MADISON, WI; SPRINGFIELD, IL; PHOENIX, AZ, April 15, 2005 (LifeSiteNews.com) – Governors in two states are mandating that pharmacists, irregardless of their deeply-held religious beliefs, dispense abortifacient birth-control and morning-after pills.
Arizona Democratic Governor Janet Napolitano vetoed conscience legislation Wednesday that would have allowed pharmacists the right to refuse sales of abortifacients like the birth control and morning-after pills.
“Pharmacies and other health care service providers have no right to interfere in the lawful personal medical decisions made by patients and their doctors,” she claimed in her veto, as reported by the dailystar.com.

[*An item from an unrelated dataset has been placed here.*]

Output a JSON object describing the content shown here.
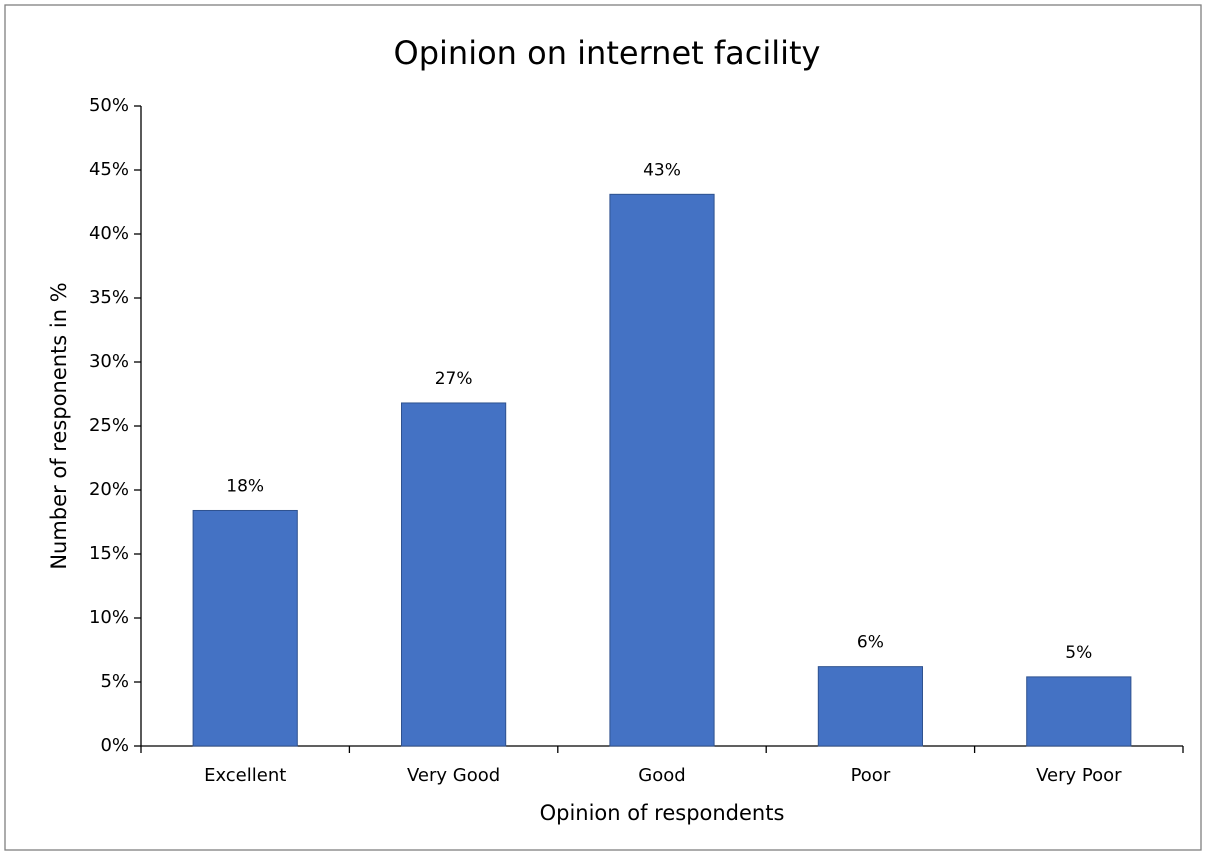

Arizona Catholic Conference executive director Ron Johnson said Napolitano's veto is a civil rights abuse against Catholics who cannot, in good conscience, dispense the medications.

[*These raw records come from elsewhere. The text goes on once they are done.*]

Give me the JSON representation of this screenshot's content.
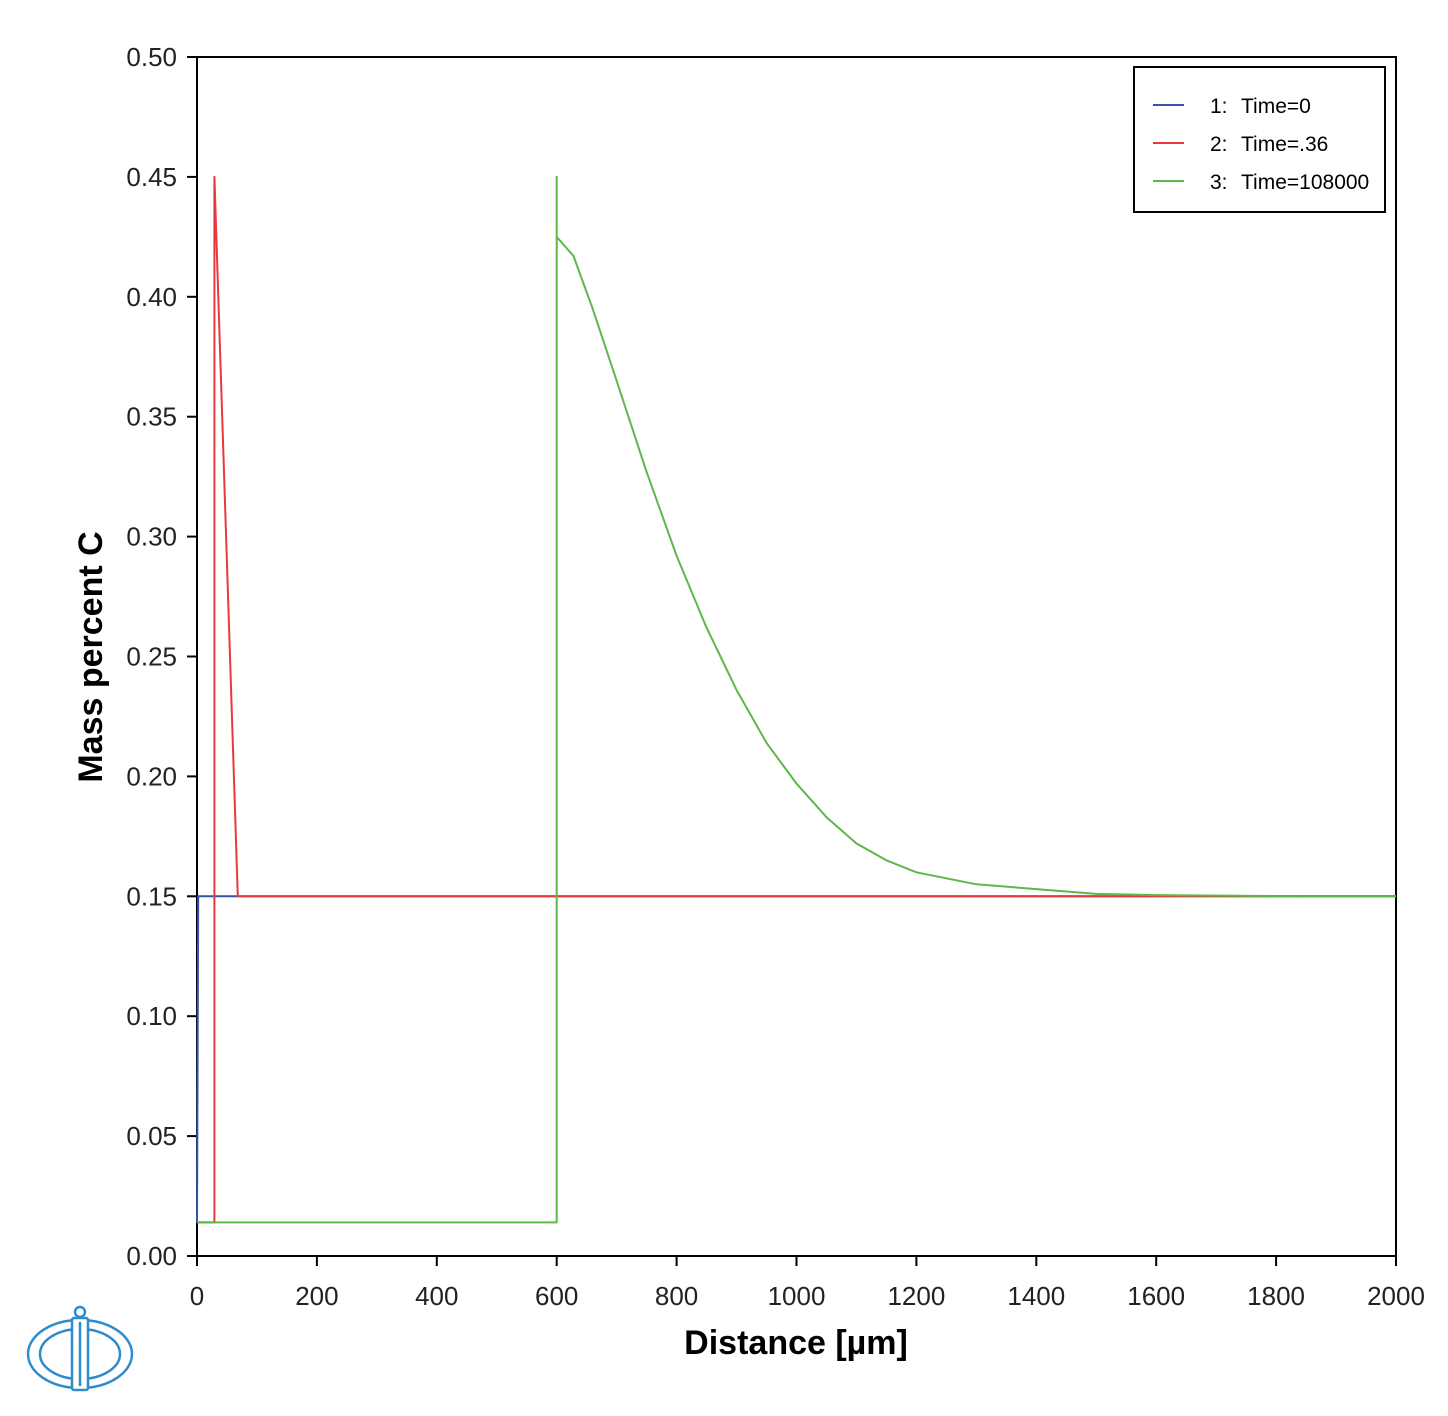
{
  "chart_data": {
    "type": "line",
    "xlabel": "Distance [µm]",
    "ylabel": "Mass percent C",
    "xlim": [
      0,
      2000
    ],
    "ylim": [
      0,
      0.5
    ],
    "x_ticks": [
      "0",
      "200",
      "400",
      "600",
      "800",
      "1000",
      "1200",
      "1400",
      "1600",
      "1800",
      "2000"
    ],
    "y_ticks": [
      "0.00",
      "0.05",
      "0.10",
      "0.15",
      "0.20",
      "0.25",
      "0.30",
      "0.35",
      "0.40",
      "0.45",
      "0.50"
    ],
    "grid": false,
    "legend_position": "top-right",
    "series": [
      {
        "name": "Time=0",
        "index": "1:",
        "color": "#3355aa",
        "points": [
          [
            0,
            0.014
          ],
          [
            2,
            0.15
          ],
          [
            2000,
            0.15
          ]
        ]
      },
      {
        "name": "Time=.36",
        "index": "2:",
        "color": "#e8383d",
        "points": [
          [
            0,
            0.014
          ],
          [
            29,
            0.014
          ],
          [
            29,
            0.45
          ],
          [
            68,
            0.15
          ],
          [
            2000,
            0.15
          ]
        ]
      },
      {
        "name": "Time=108000",
        "index": "3:",
        "color": "#5cb848",
        "points": [
          [
            0,
            0.014
          ],
          [
            600,
            0.014
          ],
          [
            600,
            0.45
          ],
          [
            600,
            0.425
          ],
          [
            628,
            0.417
          ],
          [
            660,
            0.395
          ],
          [
            700,
            0.365
          ],
          [
            750,
            0.327
          ],
          [
            800,
            0.292
          ],
          [
            850,
            0.262
          ],
          [
            900,
            0.236
          ],
          [
            950,
            0.214
          ],
          [
            1000,
            0.197
          ],
          [
            1050,
            0.183
          ],
          [
            1100,
            0.172
          ],
          [
            1150,
            0.165
          ],
          [
            1200,
            0.16
          ],
          [
            1300,
            0.155
          ],
          [
            1400,
            0.153
          ],
          [
            1500,
            0.151
          ],
          [
            1600,
            0.1505
          ],
          [
            1800,
            0.1501
          ],
          [
            2000,
            0.15
          ]
        ]
      }
    ]
  },
  "colors": {
    "axis": "#000000",
    "logo": "#2f8ccc"
  },
  "logo_icon": "thermo-calc-logo-icon"
}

Illinois Governor Rod Blagojevich meanwhile filed an emergency amendment to the state code April 1, requiring pharmacists to dispense medication – even if filling the prescriptions violate their conscience and religious beliefs. Illinois State had in place conscience legislation, exempting pharmacists from dispensing drugs that conflict with their religious views.

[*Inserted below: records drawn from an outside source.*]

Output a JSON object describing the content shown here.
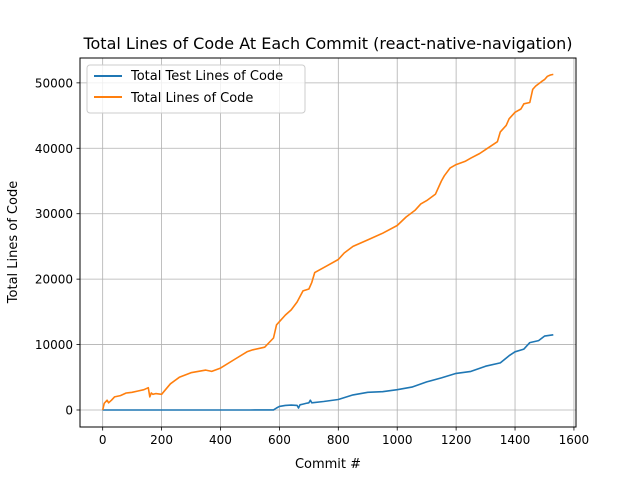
{
  "chart_data": {
    "type": "line",
    "title": "Total Lines of Code At Each Commit (react-native-navigation)",
    "xlabel": "Commit #",
    "ylabel": "Total Lines of Code",
    "xlim": [
      -77,
      1607
    ],
    "ylim": [
      -2600,
      53800
    ],
    "xticks": [
      0,
      200,
      400,
      600,
      800,
      1000,
      1200,
      1400,
      1600
    ],
    "yticks": [
      0,
      10000,
      20000,
      30000,
      40000,
      50000
    ],
    "grid": true,
    "legend_position": "upper left",
    "series": [
      {
        "name": "Total Test Lines of Code",
        "color": "#1f77b4",
        "x": [
          0,
          100,
          200,
          300,
          400,
          500,
          580,
          590,
          600,
          620,
          640,
          660,
          665,
          670,
          680,
          690,
          700,
          705,
          710,
          750,
          800,
          850,
          900,
          950,
          1000,
          1050,
          1100,
          1150,
          1200,
          1250,
          1300,
          1350,
          1380,
          1400,
          1430,
          1450,
          1480,
          1500,
          1530
        ],
        "values": [
          0,
          0,
          0,
          0,
          0,
          0,
          20,
          300,
          550,
          700,
          750,
          700,
          300,
          800,
          900,
          1000,
          1100,
          1500,
          1100,
          1300,
          1600,
          2300,
          2700,
          2800,
          3100,
          3500,
          4300,
          4900,
          5600,
          5900,
          6700,
          7200,
          8300,
          8900,
          9300,
          10300,
          10600,
          11300,
          11500
        ]
      },
      {
        "name": "Total Lines of Code",
        "color": "#ff7f0e",
        "x": [
          0,
          5,
          15,
          20,
          30,
          40,
          60,
          80,
          100,
          120,
          140,
          155,
          160,
          165,
          170,
          180,
          200,
          230,
          260,
          300,
          350,
          370,
          400,
          450,
          490,
          510,
          550,
          580,
          590,
          600,
          620,
          640,
          660,
          680,
          700,
          710,
          720,
          740,
          760,
          800,
          820,
          850,
          900,
          950,
          1000,
          1030,
          1060,
          1080,
          1100,
          1130,
          1150,
          1160,
          1180,
          1200,
          1230,
          1250,
          1280,
          1300,
          1340,
          1350,
          1370,
          1380,
          1400,
          1420,
          1430,
          1450,
          1460,
          1470,
          1490,
          1500,
          1510,
          1520,
          1530
        ],
        "values": [
          0,
          1000,
          1500,
          1100,
          1500,
          2000,
          2200,
          2600,
          2700,
          2900,
          3100,
          3400,
          2000,
          2600,
          2400,
          2500,
          2400,
          4000,
          5000,
          5700,
          6100,
          5900,
          6400,
          7800,
          8900,
          9200,
          9600,
          11000,
          13000,
          13500,
          14500,
          15300,
          16500,
          18200,
          18500,
          19500,
          21000,
          21500,
          22000,
          23000,
          24000,
          25000,
          26000,
          27000,
          28200,
          29500,
          30500,
          31500,
          32000,
          33000,
          35000,
          35800,
          37000,
          37500,
          38000,
          38500,
          39200,
          39800,
          41000,
          42500,
          43500,
          44500,
          45500,
          46000,
          46800,
          47000,
          49000,
          49500,
          50200,
          50500,
          51000,
          51200,
          51300
        ]
      }
    ]
  }
}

The American Center for Law and Justice is defending two pharmacists who are challenging the governor’s mandate. “This directive is not only legally flawed but it puts pharmacists in the untenable position of having to choose between adhering to their religious beliefs and violating a law that could cost them their jobs,” said Francis J. Manion, Senior Counsel of the ACLJ.
Meanwhile, Wisconsin pharmacist Neil Noesen, who in 2002 refused to fill a prescription for oral contraceptives on the grounds that to do so was in violation of his religious principles, was reprimanded Wednesday by his pharmacy board, who also set limits on his license to practice as a pharmacist.
The limits include advanced written notification to employers about what drugs he will refuse to dispense, and what procedures he will take to ensure the patient has access to the medication. In addition, Noesen was required to pay $20,000 towards the costs of the proceedings, and attend six hours of continuing education in pharmacy practice.
LifeSiteNews.com reported in May 2004 that a woman had filed a complaint of unprofessional conduct against Noesen with the Wisconsin Department of Regulation and Licensing. Noesen refused to accept a settlement fine of US $250 and is contested the charge.